Even on a short walk after dark through the streets of Kigali, all the senses are engaged – the vibrant colours and intense, appealing smells are, for me, all new and intoxicating.
The late-evening cram for the buses out of town is a perfect illustration of the animated chaos which gives this city such an immediate charm.
Something else which immediately strikes a visitor to the city is the amount of new development going on in Kigali. Whether it’s the shiny new office blocks or the concrete skeleton of the soon-to-be multi-storey car park, the indicators are clear: Rwanda is moving in the right direction.
And the figures speak for themselves. The Ministry of Finance recently released its figures on the economy for the year 2008, which put GDP growth at 11.2 percent - the first time Rwanda has experienced double-digit growth in five years.
Even more telling was the growth in the construction industry, which soared to 25.9 percent last year, a vindication of the government’s positive attitude towards investment and free enterprise. One gets a strong sense that the Rwandan people are optimistic and forward-looking.
As Rwanda can certainly look forward to a bright future, there is no shying away from the darkness of the past. The Kigali Memorial Centre (KMC) stands as a monument of the victims to the 1994 genocide against the Tutsi. I visited the Centre on my second day, a deeply moving experience.

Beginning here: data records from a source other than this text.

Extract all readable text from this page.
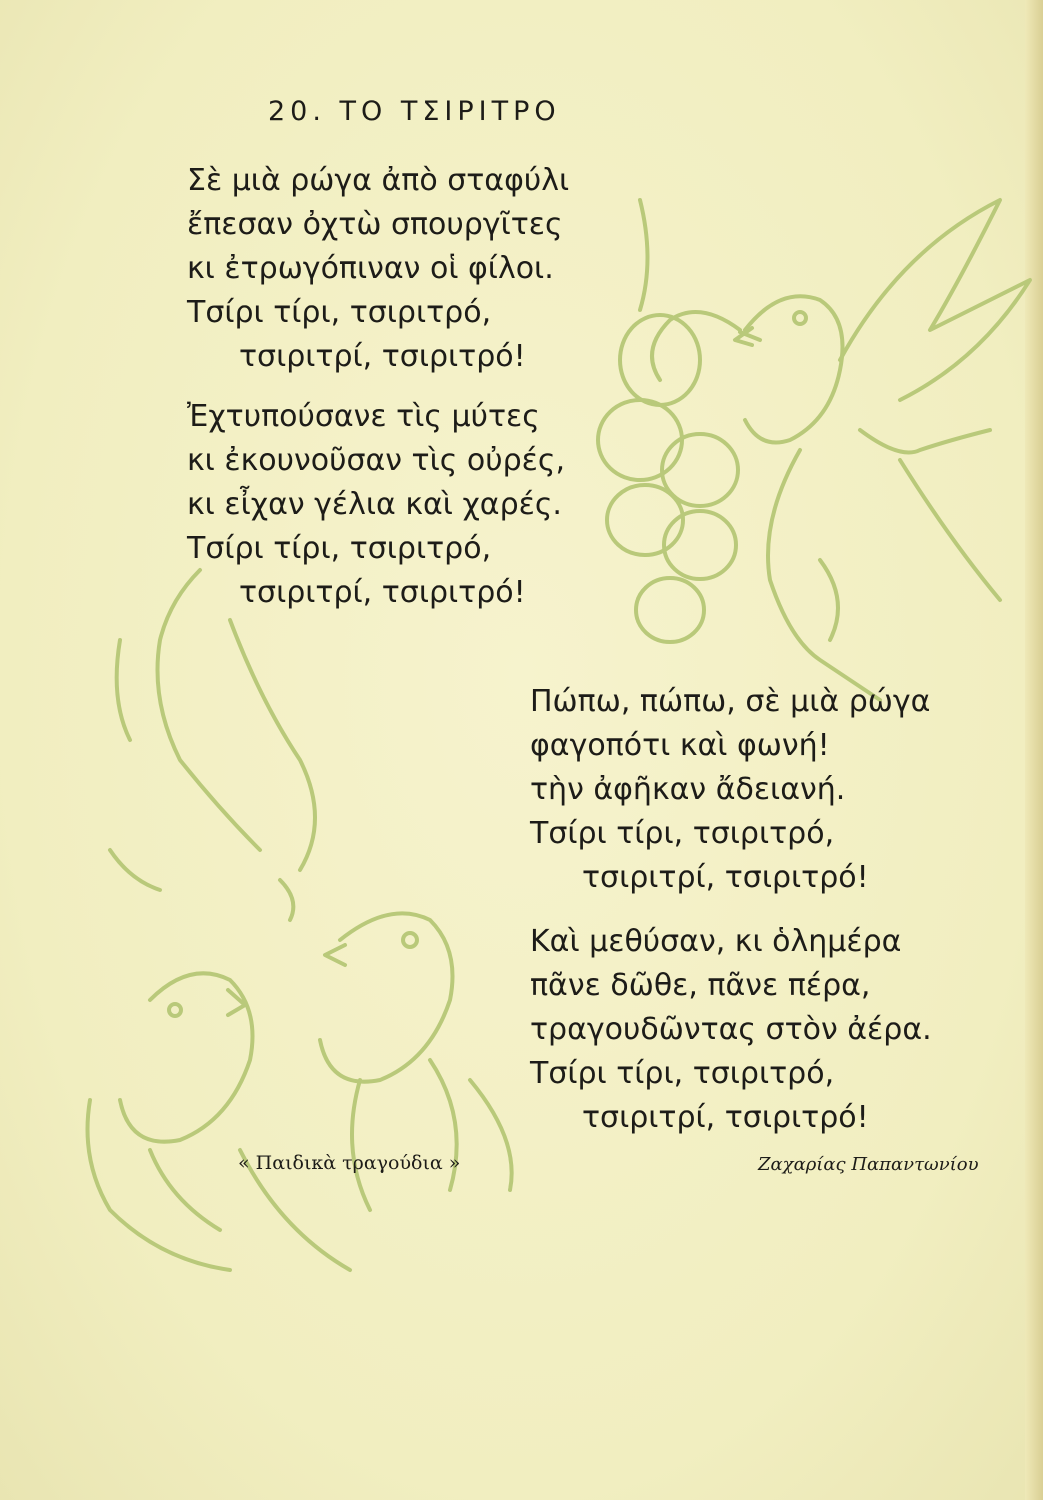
20. ΤΟ ΤΣΙΡΙΤΡΟ
Σὲ μιὰ ρώγα ἀπὸ σταφύλι
ἔπεσαν ὀχτὼ σπουργῖτες
κι ἐτρωγόπιναν οἱ φίλοι.
Τσίρι τίρι, τσιριτρό,
τσιριτρί, τσιριτρό!
Ἐχτυπούσανε τὶς μύτες
κι ἐκουνοῦσαν τὶς οὐρές,
κι εἶχαν γέλια καὶ χαρές.
Τσίρι τίρι, τσιριτρό,
τσιριτρί, τσιριτρό!
Πώπω, πώπω, σὲ μιὰ ρώγα
φαγοπότι καὶ φωνή!
τὴν ἀφῆκαν ἄδειανή.
Τσίρι τίρι, τσιριτρό,
τσιριτρί, τσιριτρό!
Καὶ μεθύσαν, κι ὁλημέρα
πᾶνε δῶθε, πᾶνε πέρα,
τραγουδῶντας στὸν ἀέρα.
Τσίρι τίρι, τσιριτρό,
τσιριτρί, τσιριτρό!
« Παιδικὰ τραγούδια »	Ζαχαρίας Παπαντωνίου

The exhibition is set up very well to be both informative and incredibly heartrending; one room, for instance, is dedicated solely to hundreds upon hundreds of photos of victims. When you consider that this represents only a fraction of all the victims of the genocide, the effect is very powerful.

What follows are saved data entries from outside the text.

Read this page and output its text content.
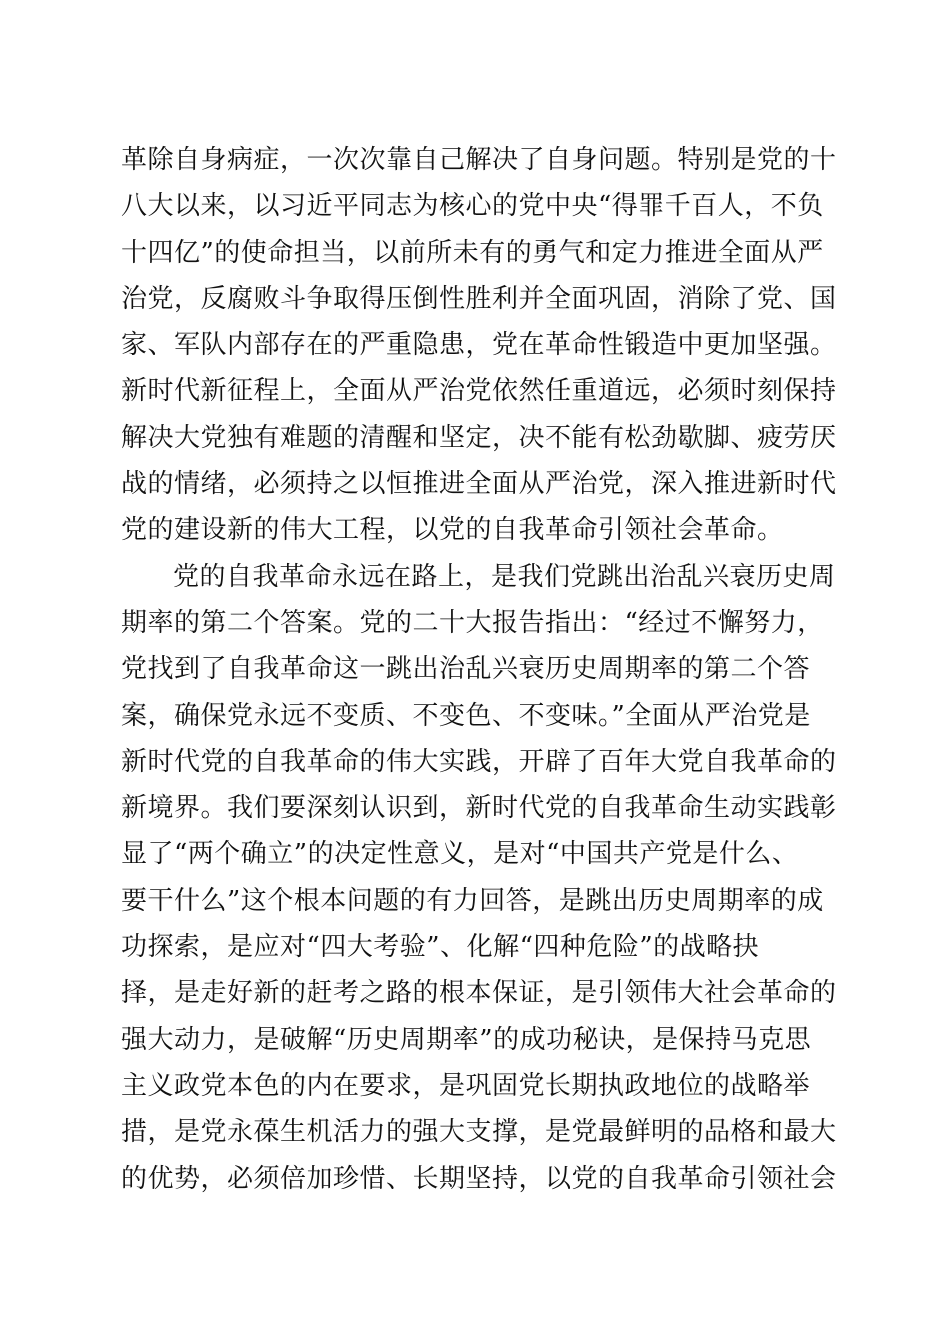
革除自身病症，一次次靠自己解决了自身问题。特别是党的十
八大以来，以习近平同志为核心的党中央“得罪千百人，不负
十四亿”的使命担当，以前所未有的勇气和定力推进全面从严
治党，反腐败斗争取得压倒性胜利并全面巩固，消除了党、国
家、军队内部存在的严重隐患，党在革命性锻造中更加坚强。
新时代新征程上，全面从严治党依然任重道远，必须时刻保持
解决大党独有难题的清醒和坚定，决不能有松劲歇脚、疲劳厌
战的情绪，必须持之以恒推进全面从严治党，深入推进新时代
党的建设新的伟大工程，以党的自我革命引领社会革命。
党的自我革命永远在路上，是我们党跳出治乱兴衰历史周
期率的第二个答案。党的二十大报告指出：“经过不懈努力，
党找到了自我革命这一跳出治乱兴衰历史周期率的第二个答
案，确保党永远不变质、不变色、不变味。”全面从严治党是
新时代党的自我革命的伟大实践，开辟了百年大党自我革命的
新境界。我们要深刻认识到，新时代党的自我革命生动实践彰
显了“两个确立”的决定性意义，是对“中国共产党是什么、
要干什么”这个根本问题的有力回答，是跳出历史周期率的成
功探索，是应对“四大考验”、化解“四种危险”的战略抉
择，是走好新的赶考之路的根本保证，是引领伟大社会革命的
强大动力，是破解“历史周期率”的成功秘诀，是保持马克思
主义政党本色的内在要求，是巩固党长期执政地位的战略举
措，是党永葆生机活力的强大支撑，是党最鲜明的品格和最大
的优势，必须倍加珍惜、长期坚持，以党的自我革命引领社会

Opened in 2004, on the tenth anniversary of the atrocities, the Centre is a symbol for the way Rwanda has confronted its recent history. The money raised by the Aegis Trust, which in coordination with Kigali City Council set up the Centre, goes towards helping those who were left most vulnerable after the genocide.

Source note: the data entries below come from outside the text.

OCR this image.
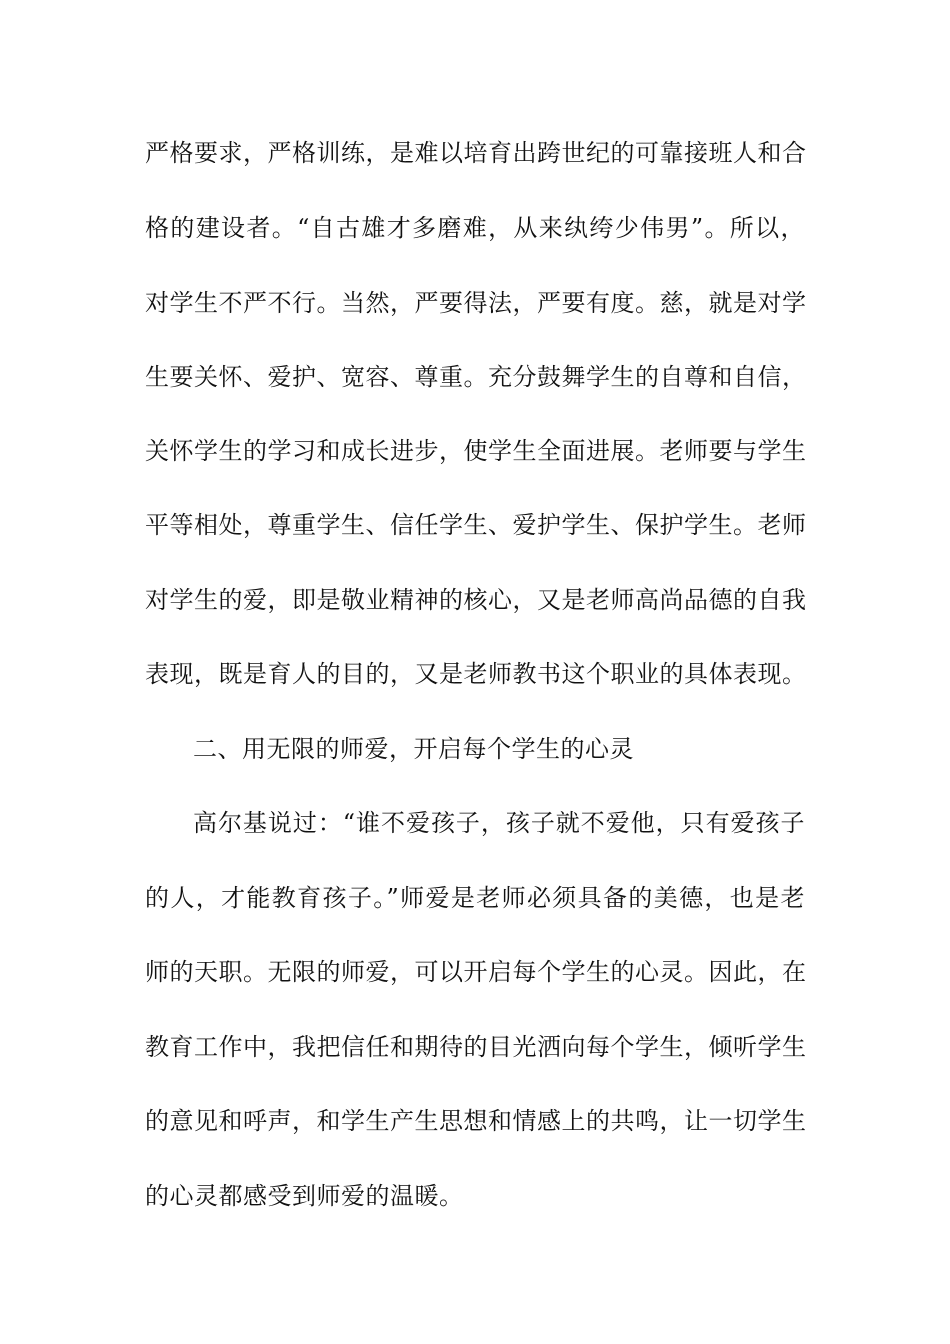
严格要求，严格训练，是难以培育出跨世纪的可靠接班人和合
格的建设者。“自古雄才多磨难，从来纨绔少伟男”。所以，
对学生不严不行。当然，严要得法，严要有度。慈，就是对学
生要关怀、爱护、宽容、尊重。充分鼓舞学生的自尊和自信，
关怀学生的学习和成长进步，使学生全面进展。老师要与学生
平等相处，尊重学生、信任学生、爱护学生、保护学生。老师
对学生的爱，即是敬业精神的核心，又是老师高尚品德的自我
表现，既是育人的目的，又是老师教书这个职业的具体表现。
二、用无限的师爱，开启每个学生的心灵
高尔基说过：“谁不爱孩子，孩子就不爱他，只有爱孩子
的人，才能教育孩子。”师爱是老师必须具备的美德，也是老
师的天职。无限的师爱，可以开启每个学生的心灵。因此，在
教育工作中，我把信任和期待的目光洒向每个学生，倾听学生
的意见和呼声，和学生产生思想和情感上的共鸣，让一切学生
的心灵都感受到师爱的温暖。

It also seeks to ensure against the reoccurrence of genocide. One of the key ways in which it tries to achieve this is through educating the younger generation of Rwandans, some of whom may not have lived through the genocide, but whose lives are undoubtedly affected by it.
Education such as this is the most important task for the KMC, as a clear and universal understanding of the past is the key to preventing this kind of atrocity from happening again.
In so much of what I have seen in Kigali, the past and the future seem intrinsically united. But no other building in the city reflects so pertinently this co-existence than the Parliament Building.
From its position on the crest of one of Kigali’s numerous hills, it is visible from virtually everywhere across the city. Up-close, you can see the external walls still bear the scars of the violence and brutality of 1994, deep holes cut into the mortar by shells and bullets.
And yet, within those walls lies the future of Rwanda in the form of a dynamic and forward-thinking government, intent on bringing the nation out of the shadows of its past.